Three different defects in the stages of leukocyte adhesion have been elucidated. The defect results from the migration of leukocytes from the vessels to the site of infection, for which the adhesion of the leukocytes to the endothelium is necessary.
LAD-I is most common and is characterized by life-threatening, recurrent bacterial infections. They occur in the skin, respiratory tract and mouth, whereby infections of the skin can develop into large ulcerations. Already after birth a delayed detachment of the umbilical cord is characteristic. In later life, periodontitis often occurs leading to premature tooth loss. Despite infections, every sign of inflammation is missing. The LAD-1 is based on a mutation in the ITGB2 gene (21q22.3), which codes for the beta-2 integrin CD18. This is essential for the adhesion of leukocytes to the endothelium.

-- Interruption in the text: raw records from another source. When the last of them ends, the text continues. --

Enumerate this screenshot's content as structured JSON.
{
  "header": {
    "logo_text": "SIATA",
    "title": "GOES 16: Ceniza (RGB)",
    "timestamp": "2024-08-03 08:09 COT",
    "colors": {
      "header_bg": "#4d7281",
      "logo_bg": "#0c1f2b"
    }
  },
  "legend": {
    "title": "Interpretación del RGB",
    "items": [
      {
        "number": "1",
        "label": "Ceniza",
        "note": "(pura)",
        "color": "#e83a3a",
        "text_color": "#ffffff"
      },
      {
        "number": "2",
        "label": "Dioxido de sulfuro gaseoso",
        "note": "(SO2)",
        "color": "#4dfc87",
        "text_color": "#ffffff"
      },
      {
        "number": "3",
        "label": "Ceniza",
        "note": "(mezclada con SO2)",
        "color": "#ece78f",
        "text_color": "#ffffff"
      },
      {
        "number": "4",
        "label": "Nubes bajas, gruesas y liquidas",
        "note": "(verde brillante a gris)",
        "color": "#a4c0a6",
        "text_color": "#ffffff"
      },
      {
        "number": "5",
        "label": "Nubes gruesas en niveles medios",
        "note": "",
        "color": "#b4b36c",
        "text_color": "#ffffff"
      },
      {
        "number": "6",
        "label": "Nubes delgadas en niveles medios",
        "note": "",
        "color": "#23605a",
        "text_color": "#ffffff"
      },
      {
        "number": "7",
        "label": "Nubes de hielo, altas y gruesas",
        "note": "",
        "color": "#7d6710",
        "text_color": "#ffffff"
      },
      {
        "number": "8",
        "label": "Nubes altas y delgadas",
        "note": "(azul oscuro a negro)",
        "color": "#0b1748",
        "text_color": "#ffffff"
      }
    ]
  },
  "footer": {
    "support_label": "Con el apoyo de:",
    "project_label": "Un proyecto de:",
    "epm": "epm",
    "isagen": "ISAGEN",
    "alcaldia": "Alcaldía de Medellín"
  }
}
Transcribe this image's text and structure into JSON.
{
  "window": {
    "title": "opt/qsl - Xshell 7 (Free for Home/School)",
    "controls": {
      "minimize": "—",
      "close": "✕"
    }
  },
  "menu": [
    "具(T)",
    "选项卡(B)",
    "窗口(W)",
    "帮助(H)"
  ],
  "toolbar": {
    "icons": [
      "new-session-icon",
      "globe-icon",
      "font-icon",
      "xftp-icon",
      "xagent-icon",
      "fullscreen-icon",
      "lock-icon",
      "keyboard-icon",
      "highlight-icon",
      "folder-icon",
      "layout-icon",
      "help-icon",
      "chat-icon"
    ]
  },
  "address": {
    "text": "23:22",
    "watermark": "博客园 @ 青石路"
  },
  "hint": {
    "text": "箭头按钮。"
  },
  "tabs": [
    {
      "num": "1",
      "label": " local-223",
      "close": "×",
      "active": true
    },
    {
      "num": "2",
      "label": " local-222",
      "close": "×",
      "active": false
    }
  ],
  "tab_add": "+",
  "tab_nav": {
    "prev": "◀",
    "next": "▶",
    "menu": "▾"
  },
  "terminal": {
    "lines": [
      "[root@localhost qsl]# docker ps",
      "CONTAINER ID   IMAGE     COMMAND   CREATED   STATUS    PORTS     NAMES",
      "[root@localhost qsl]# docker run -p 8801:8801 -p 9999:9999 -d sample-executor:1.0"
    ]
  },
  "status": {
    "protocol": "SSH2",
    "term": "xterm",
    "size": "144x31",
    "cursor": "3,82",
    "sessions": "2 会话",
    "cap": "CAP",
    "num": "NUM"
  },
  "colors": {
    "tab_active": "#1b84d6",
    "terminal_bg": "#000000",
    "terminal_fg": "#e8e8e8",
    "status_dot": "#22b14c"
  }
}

LAD-II are intellectual deficits, severely retarded growth, recurrent infections and leukocytosis. The reason for this is a mutation in the SLC35C1 gene (11p11.2), which codes for the guanosine 5'-diphosphate (GDP) -fucose transporter.
LAD-III is a serious bacterial infection associated with severe bleeding. The cause is found in a mutation in the FERMT3 gene (11q13.1), which codes for Kindlin-3 hematopoietic cells.
Inheritance is autosomal recessive in all three cases.